Date: 2012-01-06 11:14 am (UTC)
crystalpyramid: (Default)
From: [personal profile] crystalpyramid
Problems with our system that they might see:
  • How would you ever get anything done, if you had to spend all your most productive years raising children? No wonder the original humans took so long to achieve spaceflight!
  • Gender inequality. The idea that women and men are economically unequal, women's wages are lower, women have more difficulty getting promotions, etc, would be completely alien to them, because most of that stuff stems from women historically having to spend their energetic years bearing and caring for children. They might be a lot less uptight about same-sex relations, and as [personal profile] carpenter suggests, the one-man one-woman partnership model would be a lot less fundamental. Children would probably be raised in a much more gender-neutral way.
  • Romance would be alien. All those aspects of first love where it's precious because it's the first time anybody understood you, or tried to. All the beauty of naivete that comes mixed in with the idea of love, along with all the mistakes people make in relationships because they just haven't figured out how to understand people yet, they would all seem stupid and pointless to people who didn't procreate till they were older. Children with unpleasantly divorced parents would probably be a lot less common. Older people, even under the influence of new hormones, would probably be a lot more pragmatic, simply due to the weight of experience.

Date: 2012-01-06 11:52 am (UTC)
From: [identity profile] sildra.livejournal.com
I kind of like (as an interesting story, not as an actual society to live in) my version where death during childbirth is the norm and surviving to have a second child is the exception. I'm imagining this would result in extreme gender inequality: women aren't allowed to do any difficult manual work because they have to still be healthy enough to carry a child at 70, they get pampered and protected a lot possibly to the point of being infantilized, basically there's a whole cult around women and it just gets worse the older a woman gets. Kind of a queen bee/ant thing, except that all the women are potential queen bees and you need all of them to survive.

Date: 2012-01-06 02:50 pm (UTC)
From: [identity profile] eclectic-boy.livejournal.com
Except unless you tweak biology so that triplets-and-above are common, the population is going to decline with each generation - perhaps steeply. I guess another tweak that would permit a replenishment-level birthrate would be to have almost all people be female.
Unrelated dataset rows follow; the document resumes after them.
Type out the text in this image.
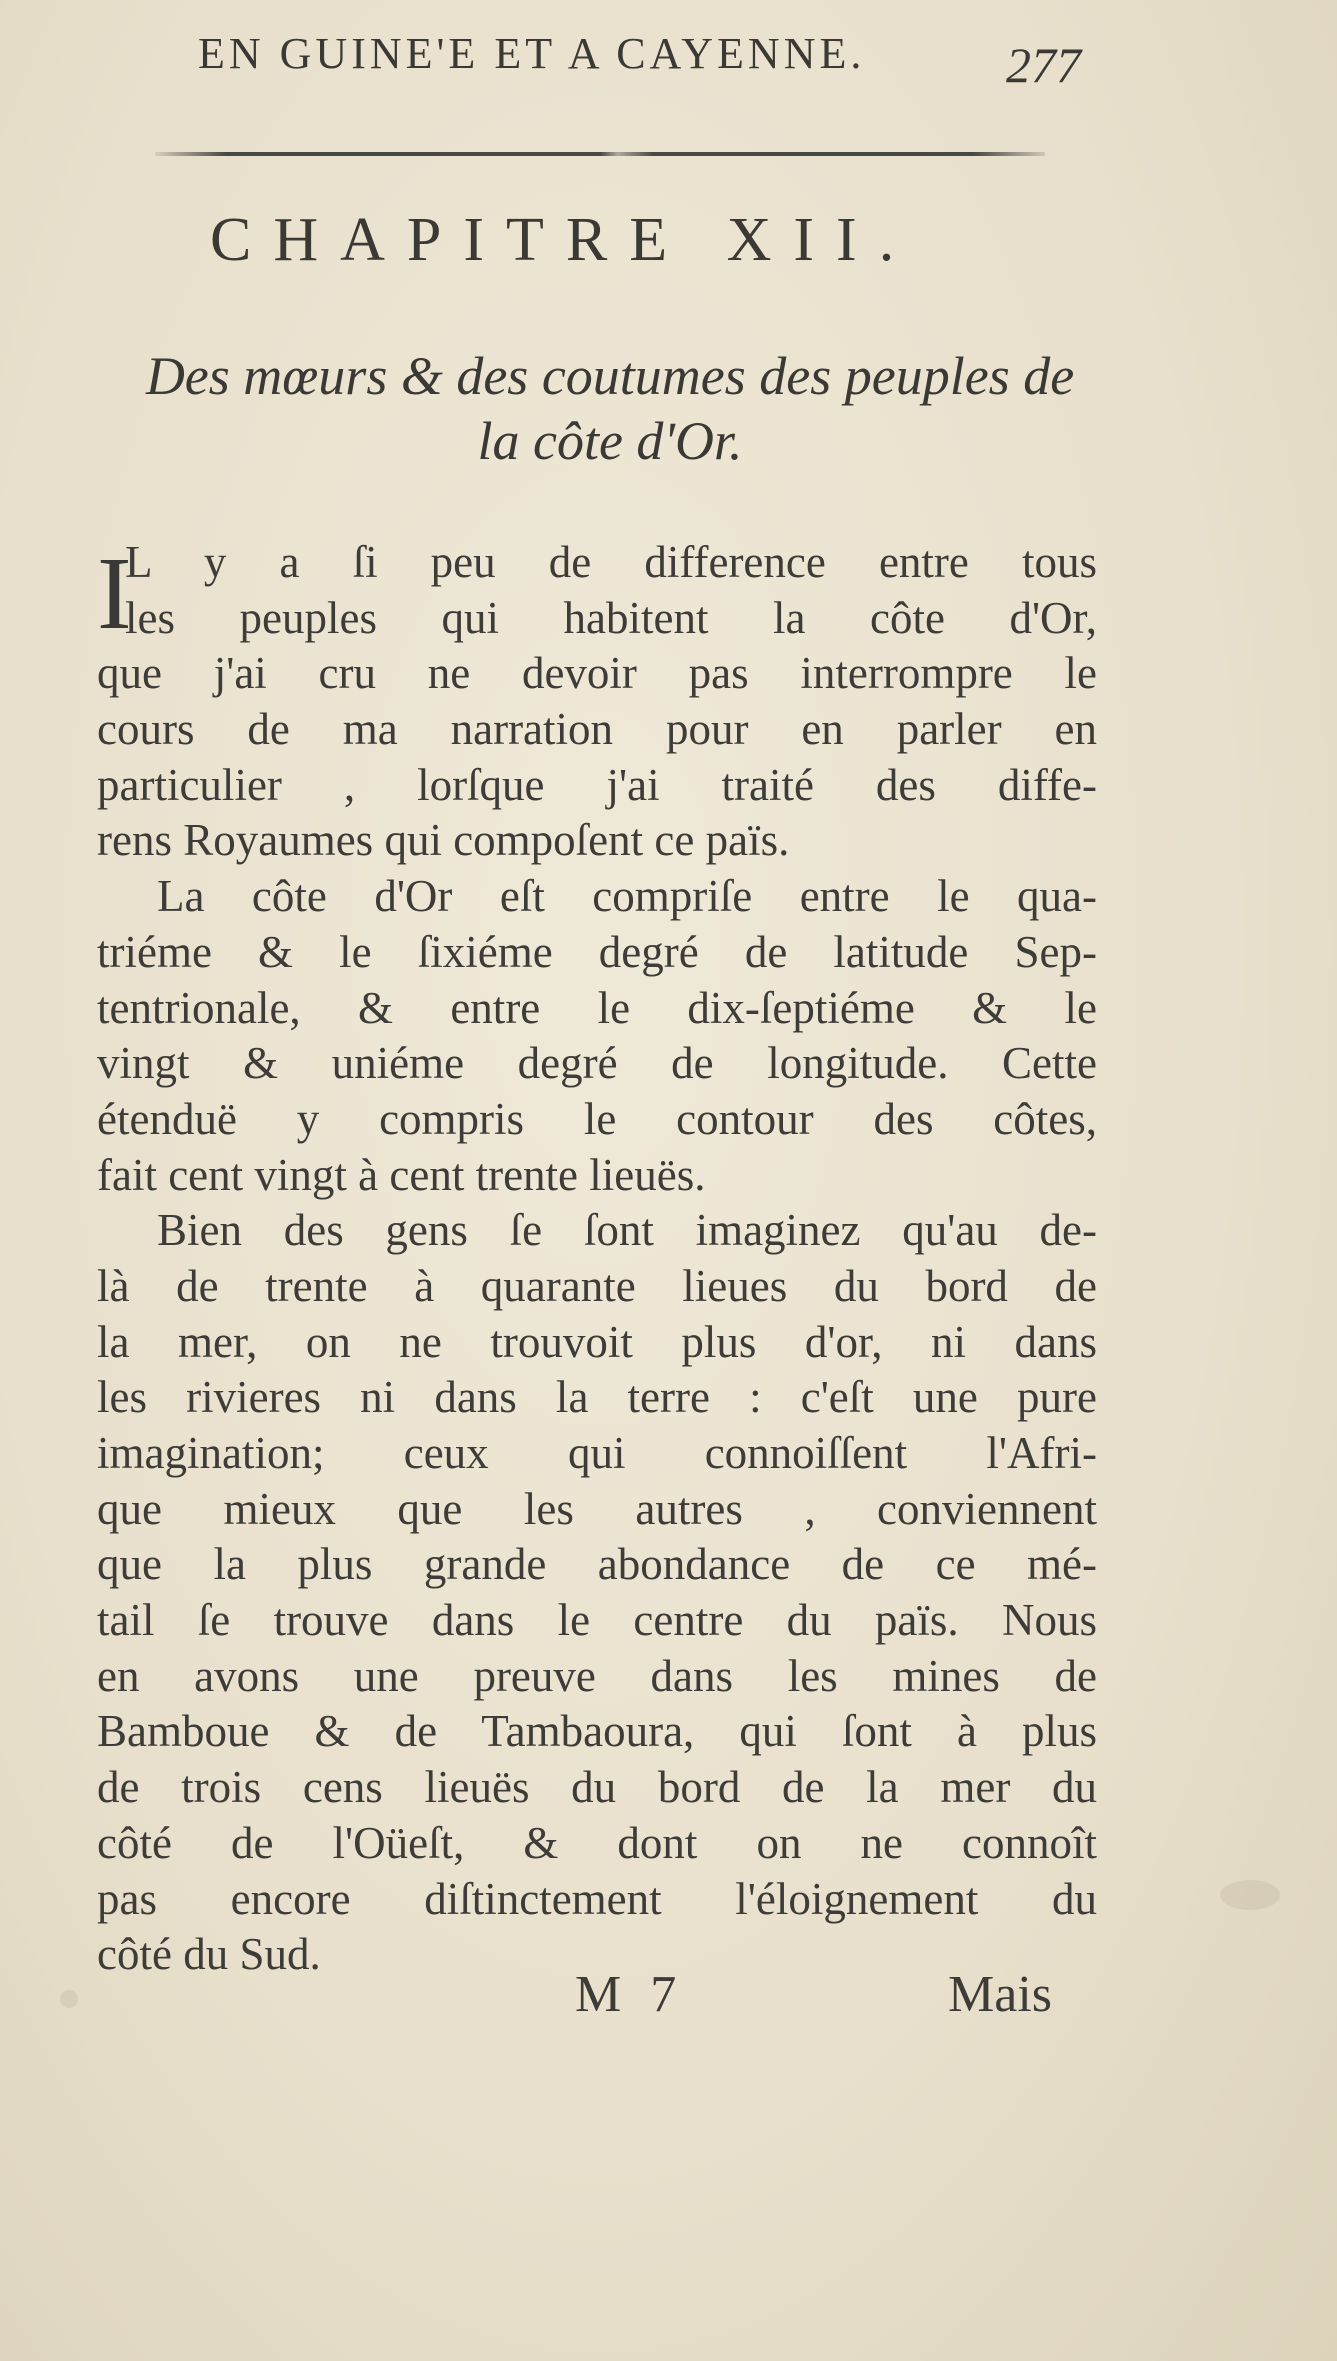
EN GUINE'E ET A CAYENNE.	277
CHAPITRE XII.
Des mœurs & des coutumes des peuples de
la côte d'Or.
I
L y a ſi peu de difference entre tous
les peuples qui habitent la côte d'Or,
que j'ai cru ne devoir pas interrompre le
cours de ma narration pour en parler en
particulier , lorſque j'ai traité des diffe-
rens Royaumes qui compoſent ce païs.
La côte d'Or eſt compriſe entre le qua-
triéme & le ſixiéme degré de latitude Sep-
tentrionale, & entre le dix-ſeptiéme & le
vingt & uniéme degré de longitude. Cette
étenduë y compris le contour des côtes,
fait cent vingt à cent trente lieuës.
Bien des gens ſe ſont imaginez qu'au de-
là de trente à quarante lieues du bord de
la mer, on ne trouvoit plus d'or, ni dans
les rivieres ni dans la terre : c'eſt une pure
imagination; ceux qui connoiſſent l'Afri-
que mieux que les autres , conviennent
que la plus grande abondance de ce mé-
tail ſe trouve dans le centre du païs. Nous
en avons une preuve dans les mines de
Bamboue & de Tambaoura, qui ſont à plus
de trois cens lieuës du bord de la mer du
côté de l'Oüeſt, & dont on ne connoît
pas encore diſtinctement l'éloignement du
côté du Sud.
M 7	Mais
It's those nonduplicating males who really cause the population shrinkage if the average woman gives birth to, say, 1.2 children.
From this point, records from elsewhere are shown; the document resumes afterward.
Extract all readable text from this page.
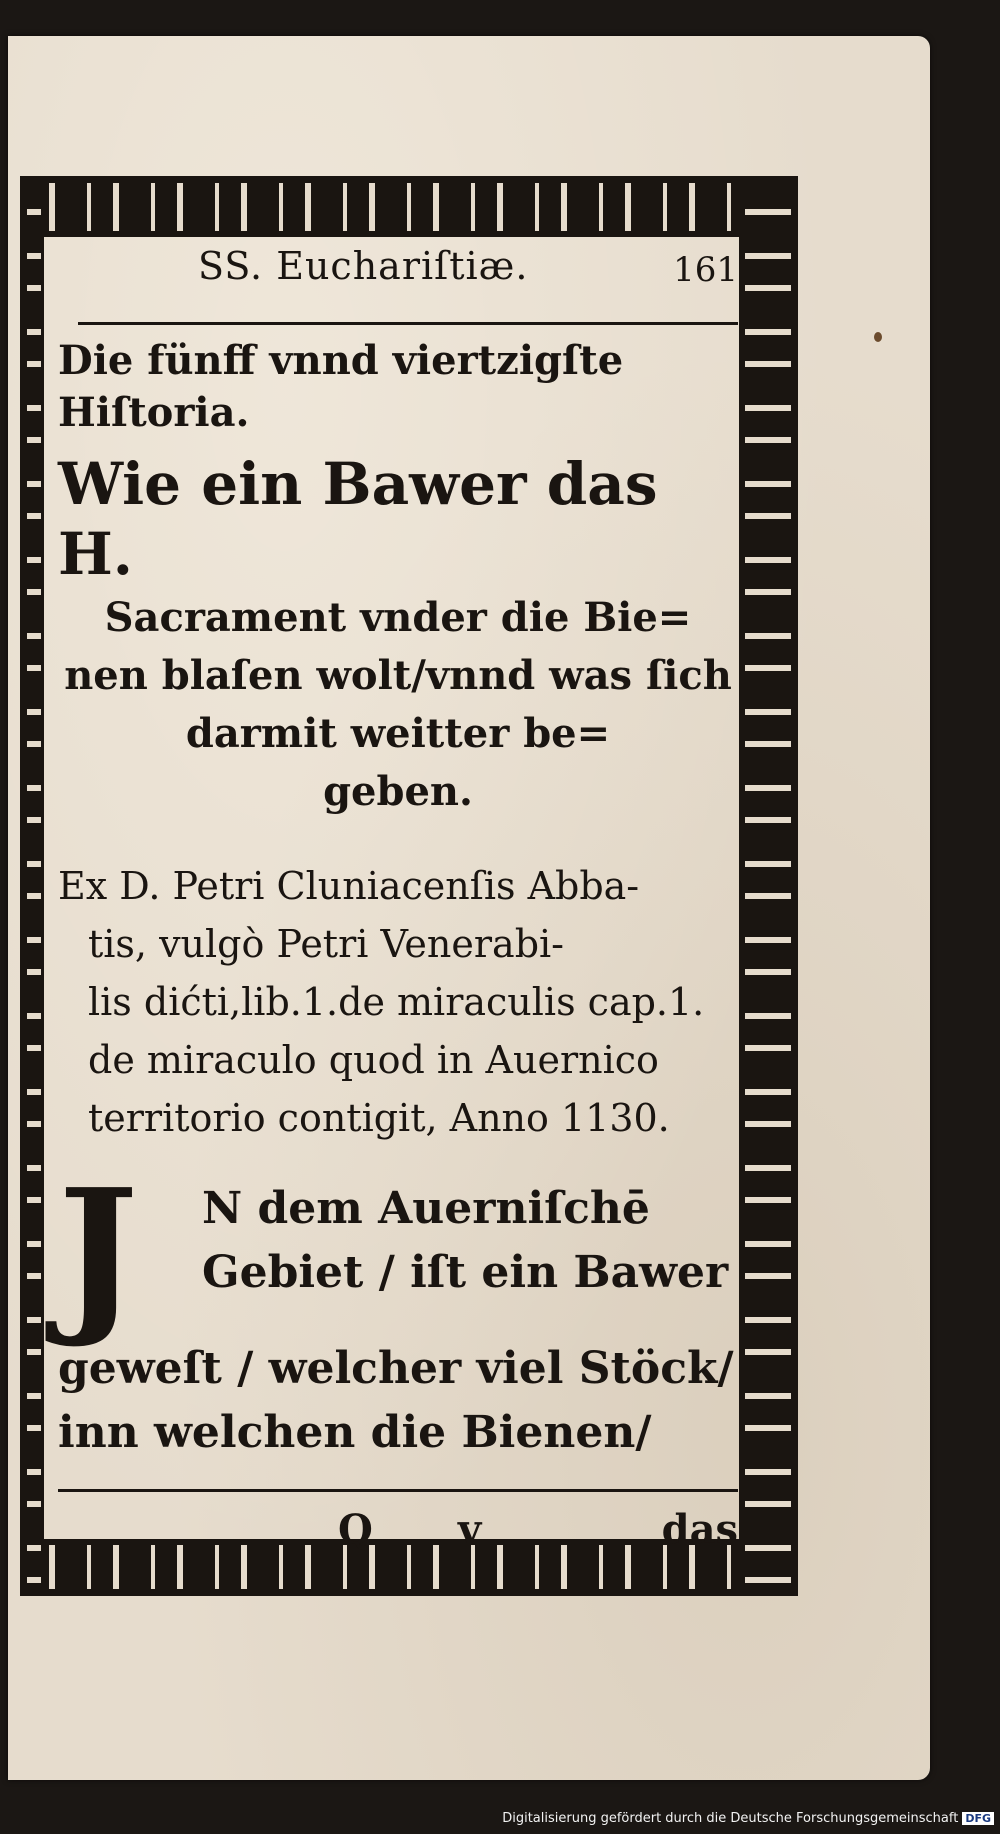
SS. Euchariſtiæ.	161
Die fünff vnnd viertzigſte Hiſtoria.
Wie ein Bawer das H.
Sacrament vnder die Bie=
nen blaſen wolt/vnnd was ſich
darmit weitter be=
geben.
Ex D. Petri Cluniacenſis Abba-
tis, vulgò Petri Venerabi-
lis dićti,lib.1.de miraculis cap.1.
de miraculo quod in Auernico
territorio contigit, Anno 1130.
J	N dem Auerniſchē
Gebiet / iſt ein Bawer
geweſt / welcher viel Stöck/
inn welchen die Bienen/
Q v	das
Digitalisierung gefördert durch die Deutsche Forschungsgemeinschaft DFG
Date: 2012-01-06 03:17 pm (UTC)
From: [identity profile] sildra.livejournal.com
Yeah, I'd been thinking about that. As it is now, more males are born but they have a shorter life expectancy. Under this new system there'd be a lot of selection pressure for girls to be more common. Of course, if nearly everyone is female, you don't get the cult thing I described above.

The answer seems to be that you need to tweak the biology beyond just changing reproductive age, but once you're doing that there should be a lot of possible solutions. Since your questions were originally about society, I think we'd have to pick a specific biological solution and then try to extrapolate a society from that. The more we tweak the biology, the easier it is to imagine this working, but the harder it is to extrapolate the society. (And, I think, the less human our projections become, the less interesting of an exercise it is--it starts to become world building for the sake of world building, detached from anything recognizable, and I, at least, only find that interesting in the context of a real story with a compelling plot and characters.)